Dear all,
I need to conduct some 64-bit integers multiplications.
In Xeon CPU, for the scalar multiplication operation, I have the mulq assembly instruction. What it dose is it multiplies 2 64-bit integers and stores the 128-bit result in 2 64-bit integers for the low 64 bits and high 64 bits of the result. I want to conduct the calculation on Phi and vectorize it.
I looked through the Xeon Phi Coprocessor Instruction Set Reference Mannual, and I found the vectorizable VPMULHD and VPMULLD instructions (and the equivalent intrinsics). However, they only operates on 32-bit integers. And I have to use 2 instructions (VPMULHD and VPMULLD) to get the low and high part of the 64-bit result separately. Obviously, they are less efficient than the mulq instruction for 64-bit integers multiplication if I can vectorize the mulq instruction on Phi.
My question is:
1. Is there an equavilent instruction to mulq in Xeon Phi, so that I can vectorize the operations?

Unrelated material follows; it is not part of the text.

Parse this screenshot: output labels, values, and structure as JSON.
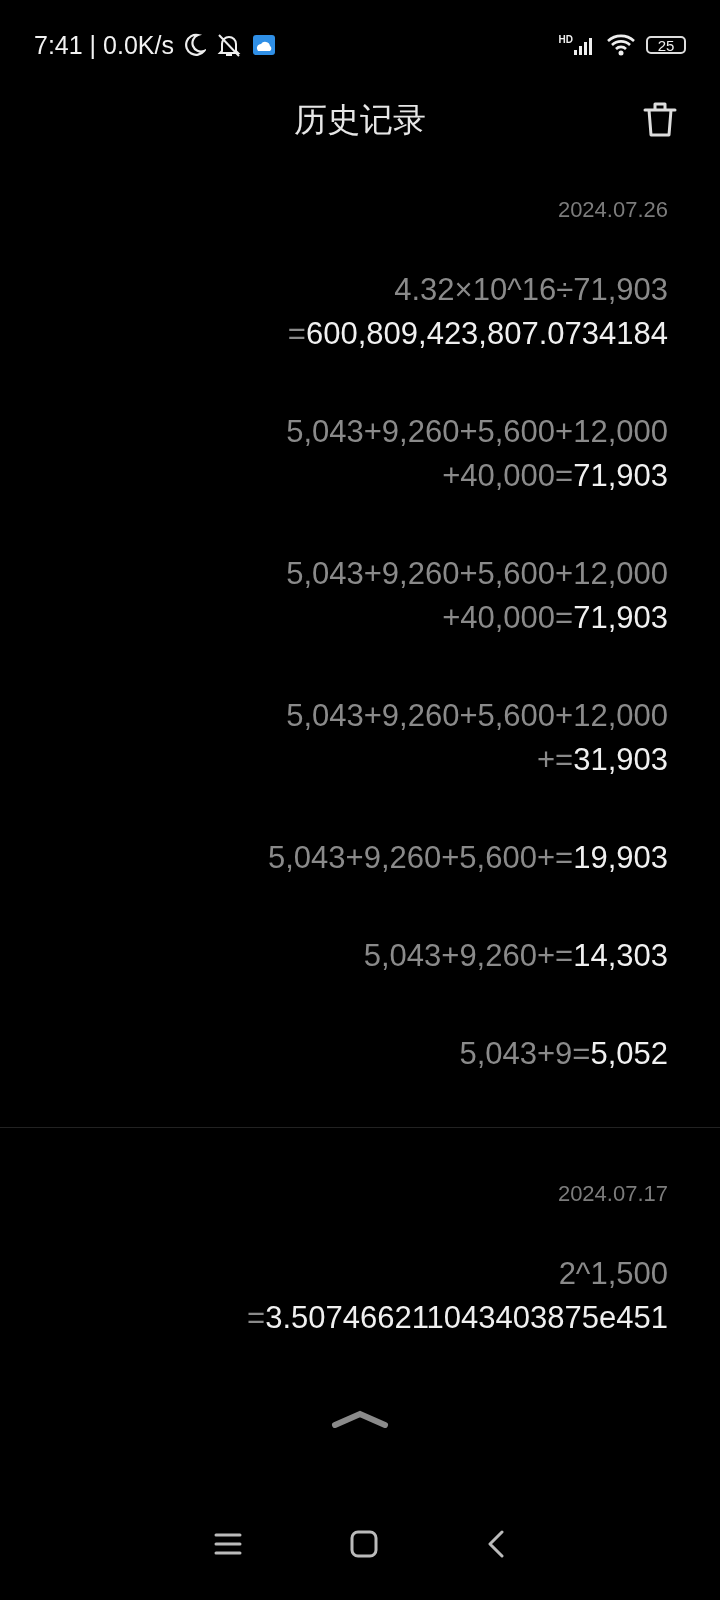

2. If I have to use the VPMULHD and VPMULLD instructions for 64-bit integers multiplication, I need to use those instructions to multiply 2 32-bit integers first. They multiply 2 32-bit integers but only store the high part and low part of the 64-bit result reperately. So I need two instructions for 32-bit integers multiplication. Is there a way that I can conduct the 32-bit integers multiplication in only one instruction, and I can vectorize it at the same time?
Thanks very much for the help.